Ursodeoxycholic acid was thought to improve liver function in fatty liver disease, based on open label single arm studies. But a long term (2 years) histological study showed that ursodeoxycholic acid is no better than a placebo in improving inflammation of liver in patients with fatty liver disease.
Sodium/glucose cotransporter 2 (SGLT-2) inhibitors, also called gliflozins, are a new class of anti-diabetes medicine. Empagliflozin, a member of this group, was first approved for type 2 diabetes in the USA in 2014. In India, it was launched in November 2015 for use in type 2 diabetes. As this medicine causes loss of glucose through urine, its long-term use leads to chronic calorie loss and thereby weight loss. Remember life-style diseases stem from chronic over-nutrition and under-activity. This class of medicine at least tends to correct one basic cause of lifestyle diseases, that is, over-nutrition.
In January 2016, a Japanese study on mice model of fatty liver disease was published that examined the effect of ipragliflozin (another gliflozin) on fatty liver disease. They found that ipragliflozin reduced not only liver fat, but also improved inflammation as well as fibrosis in mice. We had no data of this class of medicine on human liver fat. In February 2016, we registered a study, called empagliflozin on liver fat (E-LIFT trial) to see its effect on human liver fat. We randomized 50 patients with type 2 diabetes and fatty liver disease into empagliflozin group (empagliflozin 10 mg in addition to preexisting anti-diabetes medicine) and control group (standard anti-diabetes medicine without empagliflozin). Liver fat was measured by a robust technique of MRI called proton density fat fraction, which measures liver fat accurately in percentage. After 20-week of follow-up, liver fat decreased from 16.4 % to 15.5% in the control group and from 16.2% to 11.3% in the empagliflozin group.
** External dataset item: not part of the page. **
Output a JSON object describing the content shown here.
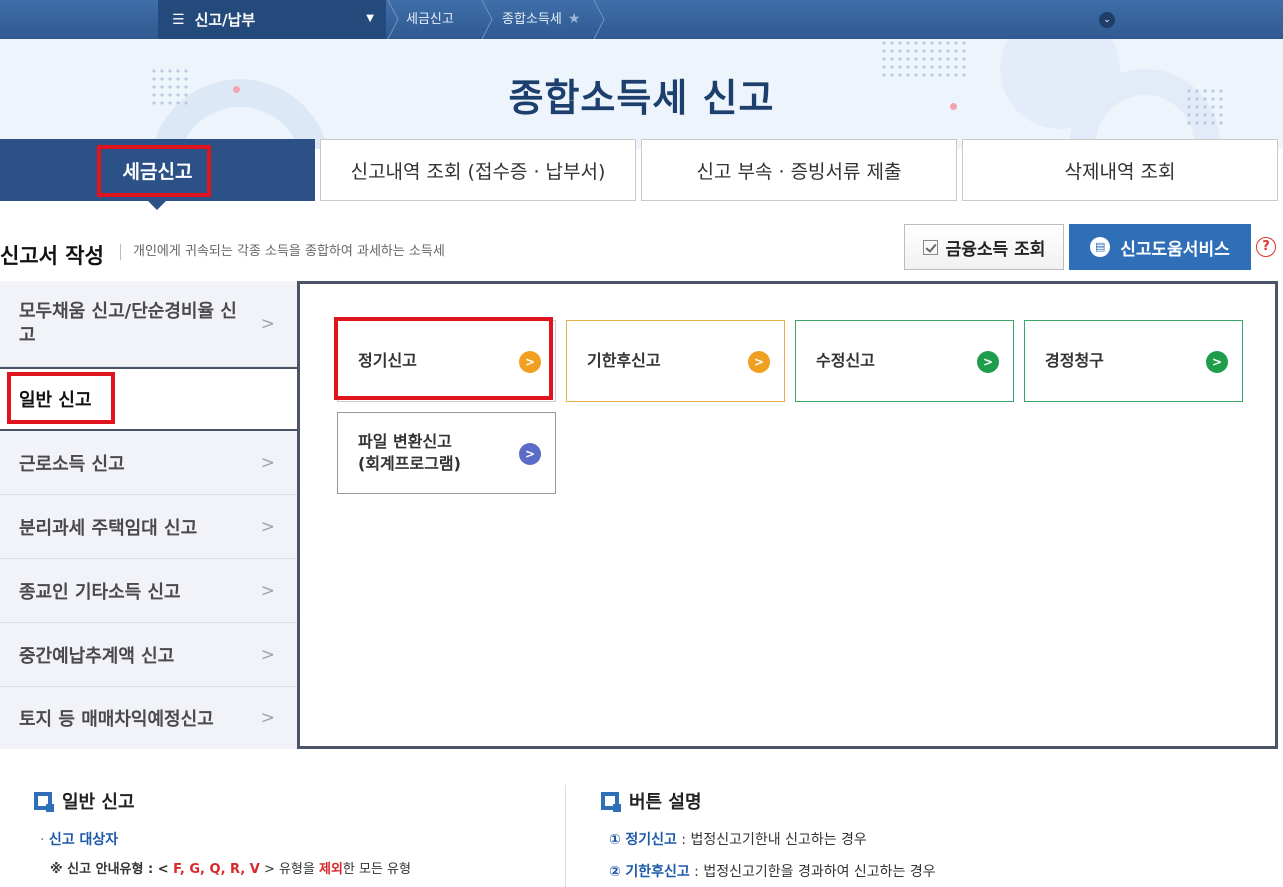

There was an absolute liver fat reduction of 4.9% and a relative liver fat reduction of 32% in this arm. This study also showed improvement in liver enzymes. The study got widespread acceptance first in the US endocrine society and then in global media. This is a first study that shows beneficial effect of gliflozins on human liver fat by using a robust method of liver fat quantification.
This medicine, and probably the other members of this class, has a potential of becoming approved medicine for fatty liver disease at least in patients with type 2 diabetes. For that we need similar and histopathological studies in other population groups. If the same effect of this medicine is reproduced on liver fat, this might be approved for fatty liver disease. As we know that this class of medicine has many other beneficial effects like weight loss, some reduction in blood pressure and prevention of death in patients with cardiovascular disease, its use has been on increase in the world. Although it is a costly medicine at present (which is hoped to decrease with time when competition increases), its patient acceptability is not a problem as this is available in tablet form and also causes weight loss.
(The author is a Kashmiri endocrinologist and researcher working in Medanta-The Medicity Hospital, Gurugram.)